In many ways, The Emperor’s New Groove was a major departure for the Disney studio, which may explain why it was such a financial failure. After a decade of films rooted in musical sensibilities, it was a curious choice to see the studio begin the new millennium with not one, but two non-musical properties. While Dinosaur proved to be a roaring success, audiences clearly weren’t interested in a buddy comedy starring a talking llama voiced by David Spade. And therein lies this film’s biggest challenge.

For much of the narrative, Kuzco is a genuinely unlikeable character, which was essentially a first for Disney animation. Disney animated protagonists could be complicated and flawed characters, but they were still inherently lovable. While Spade provided the character with the humour, Kuzco is a protagonist devoid of any heart until the third act. You could even say he’s the film’s secondary villain for a large portion of the storyline. It’s a refreshing approach to a Disney film, but it’s a jarring change from the style of characterisations generations had come to expect from the studio of instantly lovable animal characters like Winnie the Pooh, Bambi, and Dumbo.

In a strange twist, you may actually find yourself sympathising more with the film’s apparent antagonist Yzma. Despite her lust for power for seemingly personal reasons, she’s clearly far more capable at ruling an empire than a selfish, egomaniac like Kuzco. The emperor is so busy living his extravagant self-indulgent lifestyle, perhaps Yzma simply had no choice but to rule in his absence, making her dismissal actually feel rather unfair. It doesn’t help matters Kitt can’t help but completely steal every damn scene of this film with her deliciously intoxicating and wickedly maniacal performance.

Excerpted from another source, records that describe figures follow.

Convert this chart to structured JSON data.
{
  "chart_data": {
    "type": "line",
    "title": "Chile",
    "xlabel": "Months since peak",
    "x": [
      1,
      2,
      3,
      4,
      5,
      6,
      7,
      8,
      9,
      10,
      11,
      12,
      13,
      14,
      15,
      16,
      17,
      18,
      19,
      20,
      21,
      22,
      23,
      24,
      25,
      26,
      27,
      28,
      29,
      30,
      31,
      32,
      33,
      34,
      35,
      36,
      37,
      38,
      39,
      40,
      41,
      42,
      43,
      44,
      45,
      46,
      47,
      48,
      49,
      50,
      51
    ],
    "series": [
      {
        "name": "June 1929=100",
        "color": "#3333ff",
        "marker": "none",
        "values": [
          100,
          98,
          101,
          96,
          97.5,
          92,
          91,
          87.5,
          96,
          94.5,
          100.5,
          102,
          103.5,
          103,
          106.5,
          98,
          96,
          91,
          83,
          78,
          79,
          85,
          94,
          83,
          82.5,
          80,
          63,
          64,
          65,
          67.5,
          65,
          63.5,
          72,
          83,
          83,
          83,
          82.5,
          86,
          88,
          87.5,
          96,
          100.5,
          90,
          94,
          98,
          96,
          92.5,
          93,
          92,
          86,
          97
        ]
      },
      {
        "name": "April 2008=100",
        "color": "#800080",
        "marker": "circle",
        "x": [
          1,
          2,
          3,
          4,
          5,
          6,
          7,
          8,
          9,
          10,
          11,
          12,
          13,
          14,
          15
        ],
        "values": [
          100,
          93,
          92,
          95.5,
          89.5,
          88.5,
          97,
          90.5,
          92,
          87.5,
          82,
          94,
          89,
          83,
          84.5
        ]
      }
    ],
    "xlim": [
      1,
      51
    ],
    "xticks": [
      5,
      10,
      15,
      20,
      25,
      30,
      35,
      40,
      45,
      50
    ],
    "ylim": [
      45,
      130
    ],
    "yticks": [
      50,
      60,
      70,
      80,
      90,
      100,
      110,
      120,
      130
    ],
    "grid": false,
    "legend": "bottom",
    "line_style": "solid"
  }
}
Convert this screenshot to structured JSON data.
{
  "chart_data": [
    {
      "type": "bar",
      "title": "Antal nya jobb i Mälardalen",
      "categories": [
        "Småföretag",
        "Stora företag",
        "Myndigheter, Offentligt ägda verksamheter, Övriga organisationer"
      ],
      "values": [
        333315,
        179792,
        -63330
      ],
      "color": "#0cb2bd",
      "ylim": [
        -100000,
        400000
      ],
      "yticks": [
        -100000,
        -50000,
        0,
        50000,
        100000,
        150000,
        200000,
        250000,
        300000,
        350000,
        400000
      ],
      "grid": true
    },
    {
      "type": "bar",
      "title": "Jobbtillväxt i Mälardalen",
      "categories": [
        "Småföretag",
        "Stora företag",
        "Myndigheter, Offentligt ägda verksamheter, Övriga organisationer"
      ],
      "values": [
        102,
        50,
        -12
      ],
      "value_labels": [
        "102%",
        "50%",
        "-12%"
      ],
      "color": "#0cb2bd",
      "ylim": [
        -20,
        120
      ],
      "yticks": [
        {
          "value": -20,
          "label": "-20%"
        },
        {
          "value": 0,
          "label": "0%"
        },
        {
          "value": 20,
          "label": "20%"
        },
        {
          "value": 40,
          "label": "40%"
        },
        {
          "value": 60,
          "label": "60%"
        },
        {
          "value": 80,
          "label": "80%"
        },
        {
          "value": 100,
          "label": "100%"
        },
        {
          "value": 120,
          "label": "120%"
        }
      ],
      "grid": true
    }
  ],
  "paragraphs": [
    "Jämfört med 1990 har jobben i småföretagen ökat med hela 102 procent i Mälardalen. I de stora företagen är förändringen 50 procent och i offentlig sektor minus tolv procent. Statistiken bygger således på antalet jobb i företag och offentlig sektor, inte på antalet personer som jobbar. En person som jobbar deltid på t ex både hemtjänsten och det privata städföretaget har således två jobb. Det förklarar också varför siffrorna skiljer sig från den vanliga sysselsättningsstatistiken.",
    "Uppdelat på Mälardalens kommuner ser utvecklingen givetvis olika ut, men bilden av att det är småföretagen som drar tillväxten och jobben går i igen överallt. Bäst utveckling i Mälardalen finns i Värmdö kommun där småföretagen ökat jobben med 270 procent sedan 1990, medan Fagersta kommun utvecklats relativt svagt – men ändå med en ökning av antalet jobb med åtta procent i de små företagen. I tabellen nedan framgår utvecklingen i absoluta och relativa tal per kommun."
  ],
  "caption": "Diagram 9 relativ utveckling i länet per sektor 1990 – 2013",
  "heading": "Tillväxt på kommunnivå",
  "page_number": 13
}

Despite its basic animation (which makes total sense when you appreciate the haphazard nature of its creation) and messy narrative, The Emperor’s New Groove is a refreshing change of pace for a studio stuck in a generic process of pumping out gushy romance stories or artistically impressive but narratively dull pieces of cinema. Given its turbulent production process, it’s a miracle the film even exists at all, let alone be wonderfully entertaining and sharply humorous.

With a production peppered with setbacks and rewrites, The Emperor’s New Groove could have easily been an incoherent mess, so it’s a testament to the production team they were able to deliver an entirely enjoyable final product. While Allers original version might have been something remarkable and groundbreaking, the reworked version still delivered a great animated film that has already stood the test of time. However, the chaos behind the scenes at the Disney studio only gets worse from here, as do most of the films.

Is The Emperor’s New Groove a Disney Classic? This film has an enormous fanbase and its popularity has grown exponentially since its release in 2000. In the annals of Disney history, it certainly stands out as something wildly unique, especially its lack of musical numbers. If a Disney animated film has aged remarkably well over two decades, one has to consider that a Disney Classic, right?